In my view, one of the most elegant human abilities is the ability to explain. Put in one dimension, it looks like this: you have the numbers 1, 9, 7, 3. You need a smaller number to understand the next one. So to explain it to someone else, a person first understands the relative sizes and then rearranges them—1, 3, 7, 9—before presenting them.
If the listener invests enough time and effort, they will understand the process. There is no obligation to present things in the original order. A “reconstructor” can, depending on the case, exaggerate, downplay, or distort—creating their own version and producing a distinctive effect.

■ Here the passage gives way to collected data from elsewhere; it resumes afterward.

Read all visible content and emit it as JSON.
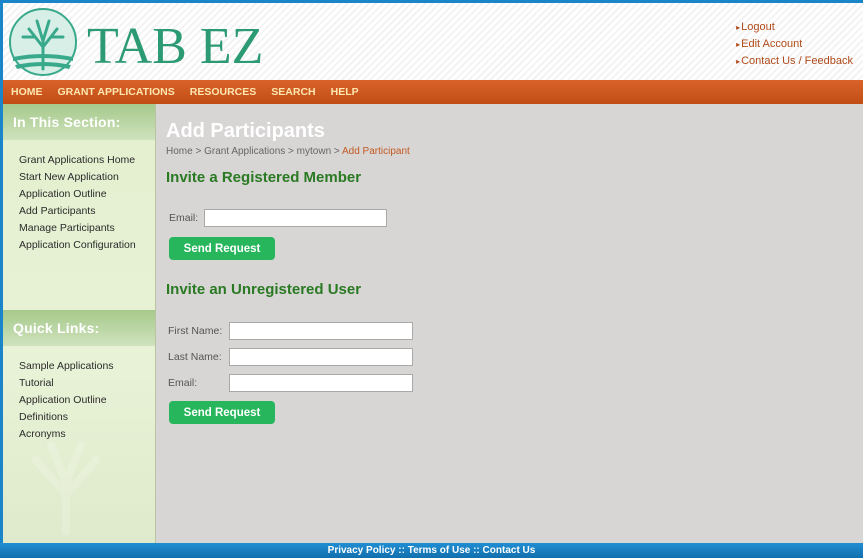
{
  "header": {
    "logo_text": "TAB EZ",
    "utility_links": [
      "Logout",
      "Edit Account",
      "Contact Us / Feedback"
    ]
  },
  "nav": {
    "items": [
      "HOME",
      "GRANT APPLICATIONS",
      "RESOURCES",
      "SEARCH",
      "HELP"
    ]
  },
  "sidebar": {
    "section_title": "In This Section:",
    "section_items": [
      "Grant Applications Home",
      "Start New Application",
      "Application Outline",
      "Add Participants",
      "Manage Participants",
      "Application Configuration"
    ],
    "quick_title": "Quick Links:",
    "quick_items": [
      "Sample Applications",
      "Tutorial",
      "Application Outline",
      "Definitions",
      "Acronyms"
    ]
  },
  "main": {
    "title": "Add Participants",
    "breadcrumb": [
      "Home",
      "Grant Applications",
      "mytown",
      "Add Participant"
    ],
    "breadcrumb_sep": " > ",
    "registered": {
      "heading": "Invite a Registered Member",
      "email_label": "Email:",
      "email_value": "",
      "button": "Send Request"
    },
    "unregistered": {
      "heading": "Invite an Unregistered User",
      "first_label": "First Name:",
      "last_label": "Last Name:",
      "email_label": "Email:",
      "first_value": "",
      "last_value": "",
      "email_value": "",
      "button": "Send Request"
    }
  },
  "footer": {
    "links": [
      "Privacy Policy",
      "Terms of Use",
      "Contact Us"
    ],
    "sep": " :: "
  },
  "colors": {
    "brand_green": "#2a7a23",
    "nav_orange": "#c14d15",
    "button_green": "#27b65c",
    "frame_blue": "#1a86c9"
  }
}
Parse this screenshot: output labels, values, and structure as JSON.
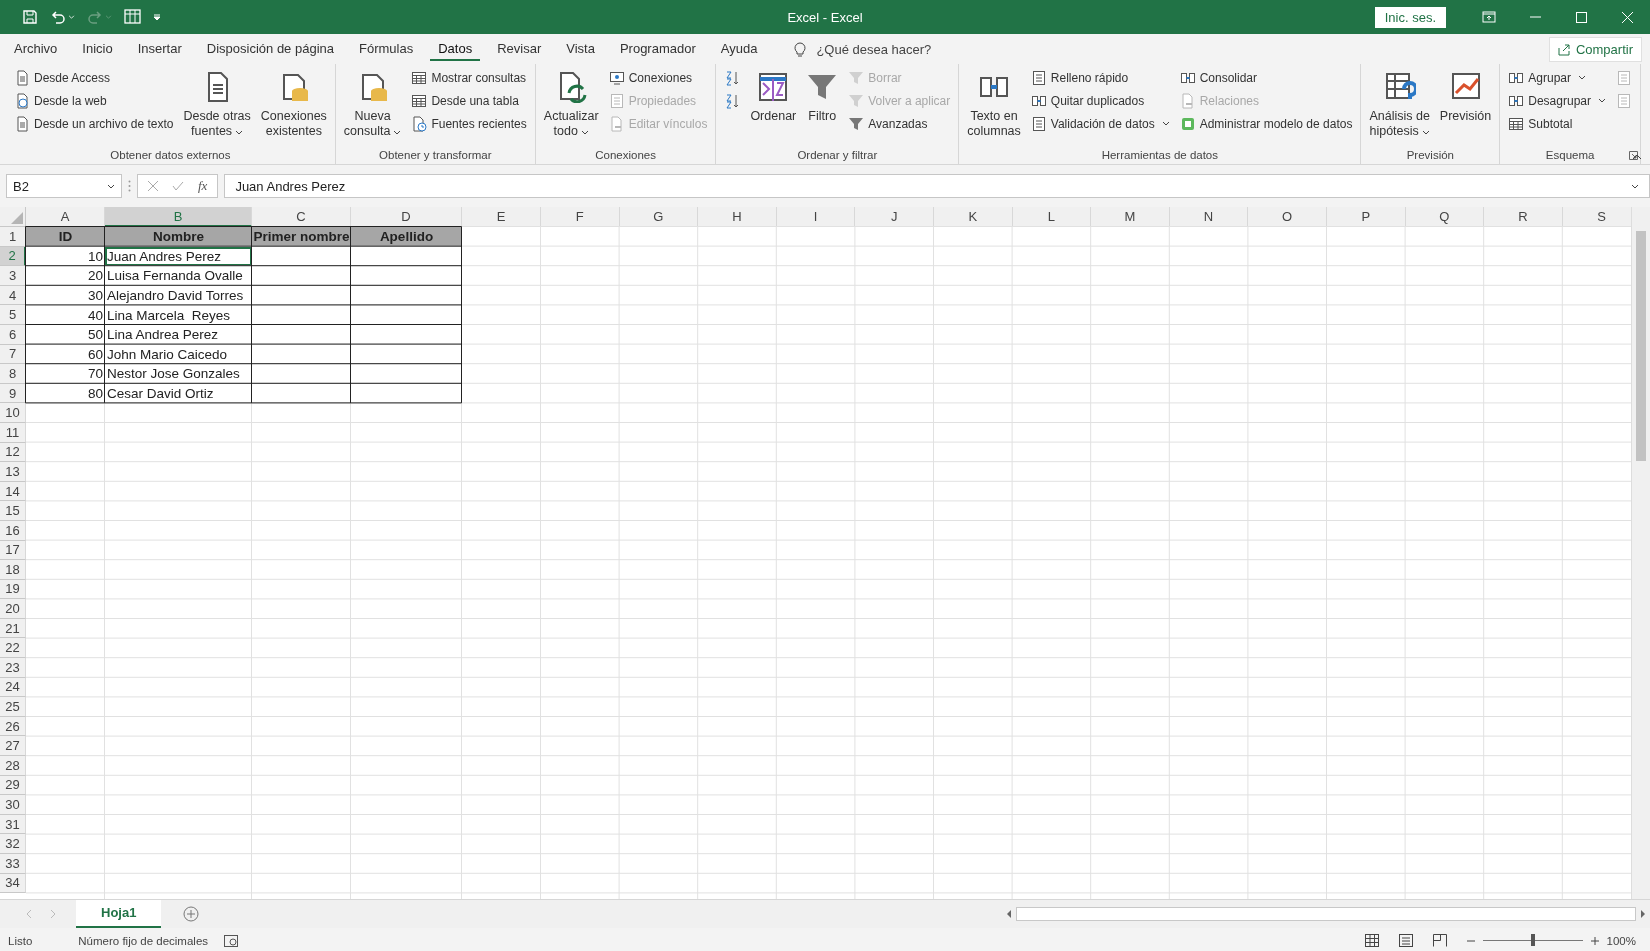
{
  "window": {
    "title": "Excel  -  Excel",
    "account_button": "Inic. ses."
  },
  "menu_tabs": [
    {
      "label": "Archivo",
      "selected": false
    },
    {
      "label": "Inicio",
      "selected": false
    },
    {
      "label": "Insertar",
      "selected": false
    },
    {
      "label": "Disposición de página",
      "selected": false
    },
    {
      "label": "Fórmulas",
      "selected": false
    },
    {
      "label": "Datos",
      "selected": true
    },
    {
      "label": "Revisar",
      "selected": false
    },
    {
      "label": "Vista",
      "selected": false
    },
    {
      "label": "Programador",
      "selected": false
    },
    {
      "label": "Ayuda",
      "selected": false
    }
  ],
  "tell_me": {
    "placeholder": "¿Qué desea hacer?"
  },
  "share_button": "Compartir",
  "ribbon_groups": [
    {
      "label": "Obtener datos externos",
      "columns": [
        {
          "kind": "stack",
          "items": [
            {
              "label": "Desde Access",
              "disabled": false
            },
            {
              "label": "Desde la web",
              "disabled": false
            },
            {
              "label": "Desde un archivo de texto",
              "disabled": false
            }
          ]
        },
        {
          "kind": "large",
          "lines": [
            "Desde otras",
            "fuentes"
          ],
          "dropdown": true
        },
        {
          "kind": "large",
          "lines": [
            "Conexiones",
            "existentes"
          ],
          "dropdown": false
        }
      ]
    },
    {
      "label": "Obtener y transformar",
      "columns": [
        {
          "kind": "large",
          "lines": [
            "Nueva",
            "consulta"
          ],
          "dropdown": true
        },
        {
          "kind": "stack",
          "items": [
            {
              "label": "Mostrar consultas",
              "disabled": false
            },
            {
              "label": "Desde una tabla",
              "disabled": false
            },
            {
              "label": "Fuentes recientes",
              "disabled": false
            }
          ]
        }
      ]
    },
    {
      "label": "Conexiones",
      "columns": [
        {
          "kind": "large",
          "lines": [
            "Actualizar",
            "todo"
          ],
          "dropdown": true
        },
        {
          "kind": "stack",
          "items": [
            {
              "label": "Conexiones",
              "disabled": false
            },
            {
              "label": "Propiedades",
              "disabled": true
            },
            {
              "label": "Editar vínculos",
              "disabled": true
            }
          ]
        }
      ]
    },
    {
      "label": "Ordenar y filtrar",
      "columns": [
        {
          "kind": "stack",
          "items": [
            {
              "disabled": false
            },
            {
              "disabled": false
            }
          ]
        },
        {
          "kind": "large",
          "lines": [
            "Ordenar"
          ],
          "dropdown": false
        },
        {
          "kind": "large",
          "lines": [
            "Filtro"
          ],
          "dropdown": false
        },
        {
          "kind": "stack",
          "items": [
            {
              "label": "Borrar",
              "disabled": true
            },
            {
              "label": "Volver a aplicar",
              "disabled": true
            },
            {
              "label": "Avanzadas",
              "disabled": false
            }
          ]
        }
      ]
    },
    {
      "label": "Herramientas de datos",
      "columns": [
        {
          "kind": "large",
          "lines": [
            "Texto en",
            "columnas"
          ],
          "dropdown": false
        },
        {
          "kind": "stack",
          "items": [
            {
              "label": "Relleno rápido",
              "disabled": false
            },
            {
              "label": "Quitar duplicados",
              "disabled": false
            },
            {
              "label": "Validación de datos",
              "disabled": false,
              "dropdown": true
            }
          ]
        },
        {
          "kind": "stack",
          "items": [
            {
              "label": "Consolidar",
              "disabled": false
            },
            {
              "label": "Relaciones",
              "disabled": true
            },
            {
              "label": "Administrar modelo de datos",
              "disabled": false
            }
          ]
        }
      ]
    },
    {
      "label": "Previsión",
      "columns": [
        {
          "kind": "large",
          "lines": [
            "Análisis de",
            "hipótesis"
          ],
          "dropdown": true
        },
        {
          "kind": "large",
          "lines": [
            "Previsión"
          ],
          "dropdown": false
        }
      ]
    },
    {
      "label": "Esquema",
      "launcher": true,
      "columns": [
        {
          "kind": "stack",
          "items": [
            {
              "label": "Agrupar",
              "disabled": false,
              "dropdown": true
            },
            {
              "label": "Desagrupar",
              "disabled": false,
              "dropdown": true
            },
            {
              "label": "Subtotal",
              "disabled": false
            }
          ]
        },
        {
          "kind": "stack",
          "items": [
            {
              "disabled": true
            },
            {
              "disabled": true
            }
          ]
        }
      ]
    }
  ],
  "formula_bar": {
    "name_box": "B2",
    "function_button": "fx",
    "value": "Juan Andres Perez"
  },
  "sheet": {
    "columns": [
      {
        "label": "A",
        "selected": false
      },
      {
        "label": "B",
        "selected": true
      },
      {
        "label": "C",
        "selected": false
      },
      {
        "label": "D",
        "selected": false
      },
      {
        "label": "E",
        "selected": false
      },
      {
        "label": "F",
        "selected": false
      },
      {
        "label": "G",
        "selected": false
      },
      {
        "label": "H",
        "selected": false
      },
      {
        "label": "I",
        "selected": false
      },
      {
        "label": "J",
        "selected": false
      },
      {
        "label": "K",
        "selected": false
      },
      {
        "label": "L",
        "selected": false
      },
      {
        "label": "M",
        "selected": false
      },
      {
        "label": "N",
        "selected": false
      },
      {
        "label": "O",
        "selected": false
      },
      {
        "label": "P",
        "selected": false
      },
      {
        "label": "Q",
        "selected": false
      },
      {
        "label": "R",
        "selected": false
      },
      {
        "label": "S",
        "selected": false
      }
    ],
    "rows": [
      {
        "label": "1",
        "selected": false,
        "kind": "header",
        "cells": [
          "ID",
          "Nombre",
          "Primer nombre",
          "Apellido"
        ]
      },
      {
        "label": "2",
        "selected": true,
        "kind": "data",
        "cells": [
          "10",
          "Juan Andres Perez"
        ]
      },
      {
        "label": "3",
        "selected": false,
        "kind": "data",
        "cells": [
          "20",
          "Luisa Fernanda Ovalle"
        ]
      },
      {
        "label": "4",
        "selected": false,
        "kind": "data",
        "cells": [
          "30",
          "Alejandro David Torres"
        ]
      },
      {
        "label": "5",
        "selected": false,
        "kind": "data",
        "cells": [
          "40",
          "Lina Marcela  Reyes"
        ]
      },
      {
        "label": "6",
        "selected": false,
        "kind": "data",
        "cells": [
          "50",
          "Lina Andrea Perez"
        ]
      },
      {
        "label": "7",
        "selected": false,
        "kind": "data",
        "cells": [
          "60",
          "John Mario Caicedo"
        ]
      },
      {
        "label": "8",
        "selected": false,
        "kind": "data",
        "cells": [
          "70",
          "Nestor Jose Gonzales"
        ]
      },
      {
        "label": "9",
        "selected": false,
        "kind": "data",
        "cells": [
          "80",
          "Cesar David Ortiz"
        ]
      },
      {
        "label": "10",
        "selected": false
      },
      {
        "label": "11",
        "selected": false
      },
      {
        "label": "12",
        "selected": false
      },
      {
        "label": "13",
        "selected": false
      },
      {
        "label": "14",
        "selected": false
      },
      {
        "label": "15",
        "selected": false
      },
      {
        "label": "16",
        "selected": false
      },
      {
        "label": "17",
        "selected": false
      },
      {
        "label": "18",
        "selected": false
      },
      {
        "label": "19",
        "selected": false
      },
      {
        "label": "20",
        "selected": false
      },
      {
        "label": "21",
        "selected": false
      },
      {
        "label": "22",
        "selected": false
      },
      {
        "label": "23",
        "selected": false
      },
      {
        "label": "24",
        "selected": false
      },
      {
        "label": "25",
        "selected": false
      },
      {
        "label": "26",
        "selected": false
      },
      {
        "label": "27",
        "selected": false
      },
      {
        "label": "28",
        "selected": false
      },
      {
        "label": "29",
        "selected": false
      },
      {
        "label": "30",
        "selected": false
      },
      {
        "label": "31",
        "selected": false
      },
      {
        "label": "32",
        "selected": false
      },
      {
        "label": "33",
        "selected": false
      },
      {
        "label": "34",
        "selected": false
      }
    ]
  },
  "sheet_tabs": [
    {
      "label": "Hoja1",
      "selected": true
    }
  ],
  "status_bar": {
    "mode": "Listo",
    "indicator": "Número fijo de decimales",
    "zoom": {
      "level": 0.5,
      "reading": "100%"
    }
  }
}
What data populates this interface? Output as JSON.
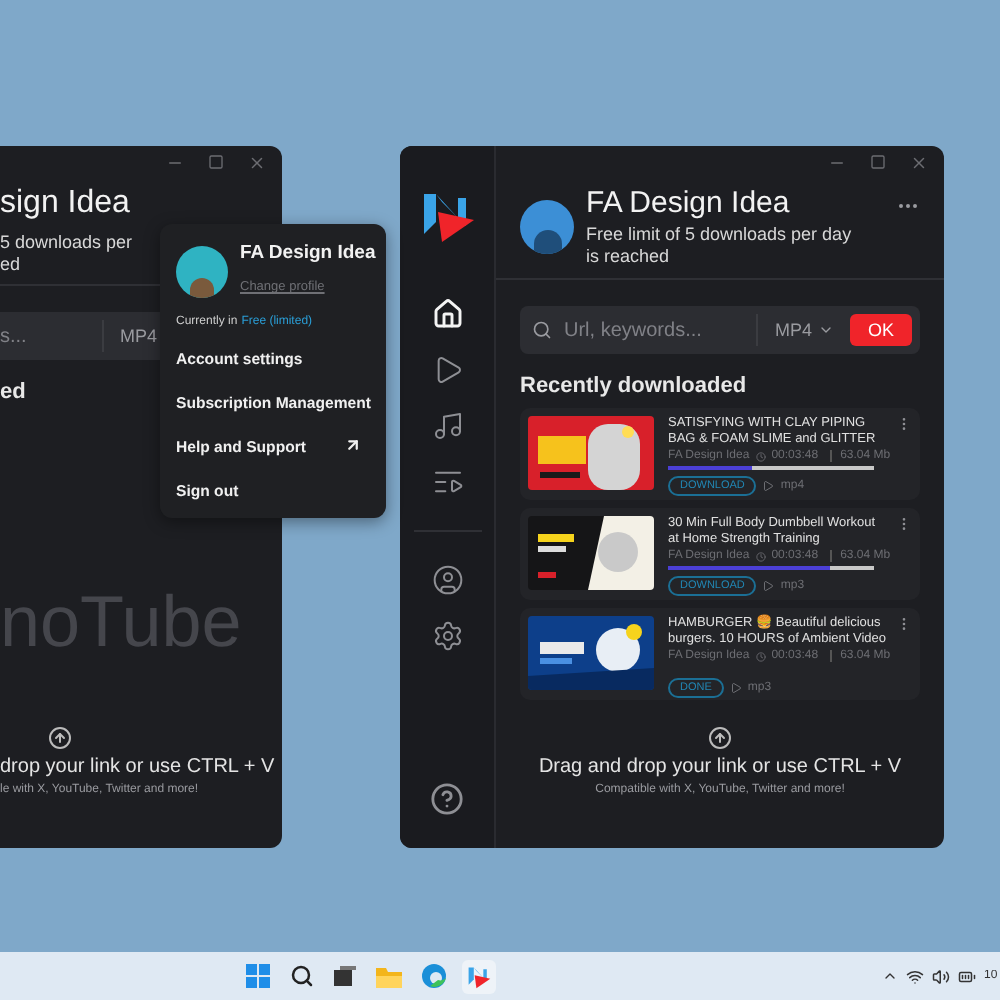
{
  "back_window": {
    "title": "sign Idea",
    "subtitle_lines": [
      "5 downloads per",
      "ed"
    ],
    "search_placeholder": "s...",
    "format": "MP4",
    "section_title": "ed",
    "brand": "noTube",
    "drop_text": "drop your link or use CTRL + V",
    "drop_hint": "le with X, YouTube, Twitter and more!"
  },
  "profile_menu": {
    "name": "FA Design Idea",
    "change_link": "Change profile",
    "plan_prefix": "Currently in",
    "plan": "Free (limited)",
    "items": [
      {
        "label": "Account settings",
        "external": false
      },
      {
        "label": "Subscription Management",
        "external": false
      },
      {
        "label": "Help and Support",
        "external": true
      },
      {
        "label": "Sign out",
        "external": false
      }
    ]
  },
  "app_window": {
    "nav": [
      {
        "kind": "home",
        "selected": true
      },
      {
        "kind": "play",
        "selected": false
      },
      {
        "kind": "music",
        "selected": false
      },
      {
        "kind": "playlist",
        "selected": false
      }
    ],
    "nav_bottom": [
      {
        "kind": "account",
        "selected": false
      },
      {
        "kind": "settings",
        "selected": false
      }
    ],
    "user": {
      "name": "FA Design Idea",
      "subtitle": "Free limit of 5 downloads per day is reached"
    },
    "search": {
      "placeholder": "Url, keywords...",
      "format": "MP4",
      "button": "OK"
    },
    "section_title": "Recently downloaded",
    "downloads": [
      {
        "title": "SATISFYING WITH CLAY PIPING BAG & FOAM SLIME and GLITTER",
        "channel": "FA Design Idea",
        "duration": "00:03:48",
        "size": "63.04 Mb",
        "kind": "downloading",
        "level": 0.41,
        "status": "DOWNLOAD",
        "format": "mp4"
      },
      {
        "title": "30 Min Full Body Dumbbell Workout at Home Strength Training",
        "channel": "FA Design Idea",
        "duration": "00:03:48",
        "size": "63.04 Mb",
        "kind": "downloading",
        "level": 0.79,
        "status": "DOWNLOAD",
        "format": "mp3"
      },
      {
        "title": "HAMBURGER 🍔 Beautiful delicious burgers. 10 HOURS of Ambient Video",
        "channel": "FA Design Idea",
        "duration": "00:03:48",
        "size": "63.04 Mb",
        "kind": "done",
        "status": "DONE",
        "format": "mp3"
      }
    ],
    "drop_text": "Drag and drop your link or use CTRL + V",
    "drop_hint": "Compatible with X, YouTube, Twitter and more!"
  },
  "taskbar": {
    "clock": "10"
  }
}
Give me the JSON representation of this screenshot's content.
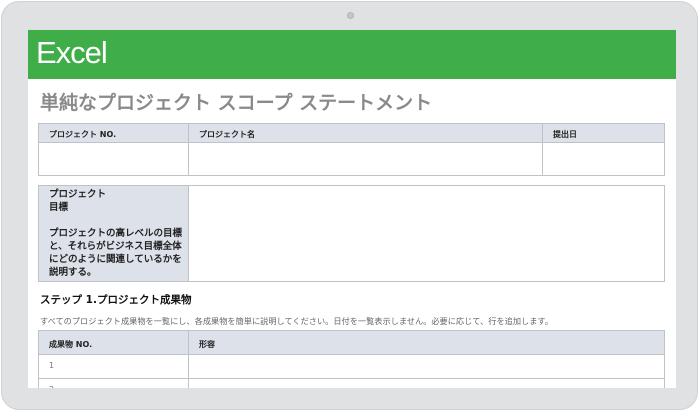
{
  "banner": {
    "app_name": "Excel"
  },
  "document": {
    "title": "単純なプロジェクト スコープ ステートメント"
  },
  "project_table": {
    "headers": [
      "プロジェクト NO.",
      "プロジェクト名",
      "提出日"
    ]
  },
  "objective": {
    "label": "プロジェクト\n目標",
    "description": "プロジェクトの高レベルの目標と、それらがビジネス目標全体にどのように関連しているかを説明する。"
  },
  "step1": {
    "title": "ステップ 1.プロジェクト成果物",
    "instruction": "すべてのプロジェクト成果物を一覧にし、各成果物を簡単に説明してください。日付を一覧表示しません。必要に応じて、行を追加します。",
    "headers": [
      "成果物 NO.",
      "形容"
    ],
    "rows": [
      {
        "no": "1"
      },
      {
        "no": "2"
      }
    ]
  }
}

That depends on each person’s aesthetic sense. In other words, it belongs to the realm of “beauty.” But in my view, this YouTuber’s explanations are not very beautiful. The scraps of information she throws out are linked together so loosely that no one but a specialist could even follow them, and they do not support her original, confident claim: “I can disprove string theory.”
Perhaps that was the point—to shock people, provoke curiosity, and gain massive attention. Or perhaps, by watching humans get played by false authority, she was conducting a kind of social experiment to enforce her own life philosophy: “Humans can’t distinguish the real thing, and even established authority is nothing but an illusion.”
What’s truly disappointing is that I learned everything about what she had done before I watched her explanation video. The psychological tendency to see the outcome first and then speak as if we could have predicted it all along—hindsight bias—is now interfering with me strongly.
I cannot perfectly imagine and reconstruct what “me, in a parallel world—who knew nothing about who this YouTuber really was” would have thought after hearing that style of explanation. That is what I find so regrettable. If only I had watched it before I knew.